This skill scrapes sections of docs.snowflake.com and converts pages to organized Markdown files with frontmatter. It uses a local SQLite cache with a configurable expiration to avoid re-downloading unchanged pages. The spider depth and base path are configurable to control crawl scope and volume.

How this skill works

Run the scraper with an output directory and optional flags to set the base path and spider depth. The tool crawls allowed paths, follows links up to the specified depth, converts pages to Markdown, and stores metadata. A SQLite cache stores fetched pages for the configured expiration period to speed repeated runs and reduce load.

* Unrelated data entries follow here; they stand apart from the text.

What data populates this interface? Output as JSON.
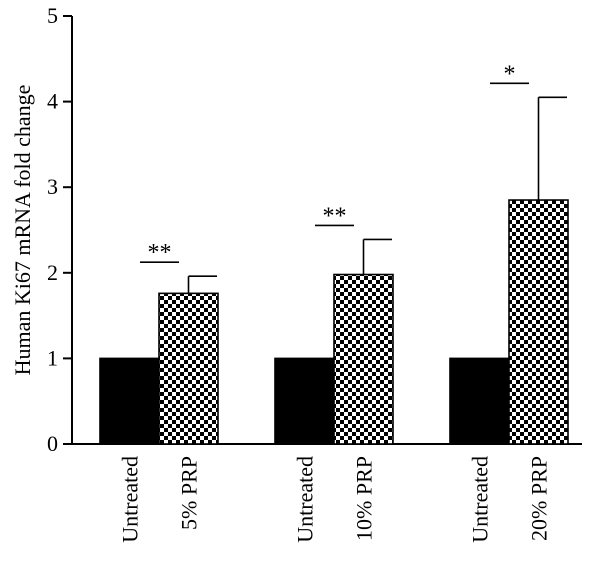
{
  "chart_data": {
    "type": "bar",
    "title": "",
    "xlabel": "",
    "ylabel": "Human Ki67 mRNA fold change",
    "ylim": [
      0,
      5
    ],
    "yticks": [
      0,
      1,
      2,
      3,
      4,
      5
    ],
    "grid": false,
    "groups": [
      {
        "bars": [
          {
            "label": "Untreated",
            "value": 1.0,
            "error": null,
            "pattern": "solid"
          },
          {
            "label": "5% PRP",
            "value": 1.76,
            "error": 0.2,
            "pattern": "checker"
          }
        ],
        "significance": "**"
      },
      {
        "bars": [
          {
            "label": "Untreated",
            "value": 1.0,
            "error": null,
            "pattern": "solid"
          },
          {
            "label": "10% PRP",
            "value": 1.98,
            "error": 0.41,
            "pattern": "checker"
          }
        ],
        "significance": "**"
      },
      {
        "bars": [
          {
            "label": "Untreated",
            "value": 1.0,
            "error": null,
            "pattern": "solid"
          },
          {
            "label": "20% PRP",
            "value": 2.85,
            "error": 1.2,
            "pattern": "checker"
          }
        ],
        "significance": "*"
      }
    ],
    "colors": {
      "solid": "#000000",
      "checker_dark": "#000000",
      "checker_light": "#ffffff"
    }
  }
}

Rate-limiting and thread settings control concurrency.

When to use it

  • When you need an offline, searchable copy of Snowflake documentation sections.
  • To build documentation sites, knowledge bases, or data platform playbooks from Snowflake docs.
  • When auditing or tracking changes to specific Snowflake docs over time.
  • To extract docs for inclusion in internal developer portals or training materials.

Best practices

  • Set --base-path to limit the crawl to only the documentation area you need.
  • Start with --spider-depth=0 or 1 to verify scope before increasing depth.
  • Use the --limit flag for testing large sections to avoid long runs.
  • Inspect and tune scraper_config.yaml for max threads and allowed paths to balance speed and site load.
  • Use --dry-run to preview which pages will be processed before writing files.
  • Remove the .cache directory only if you suspect cache corruption; otherwise rely on expiration_days to refresh content.

Example use cases

  • Export the SQL reference section to Markdown for integration into an internal docs site using --base-path="/en/sql-reference/".
  • Create a weekly snapshot of a migrations guide by running the scraper with caching and storing output in a version control repo.
  • Generate a trimmed, offline copy of admin and security docs by adjusting allowed_paths and spider depth.
  • Test new scraping rules on a small set using --limit and --dry-run before full extraction.

FAQ

How long are cached pages kept?

Cached pages expire after the configured expiration_days (default 7 days) in the scraper config.

How do I restrict the crawl to a small area?

Set --base-path to the desired docs path and lower --spider-depth to limit link traversal; the config allowed_paths also controls scope.

Can I preview actions without writing files?

Yes. Use --dry-run to see which URLs would be processed without creating output files.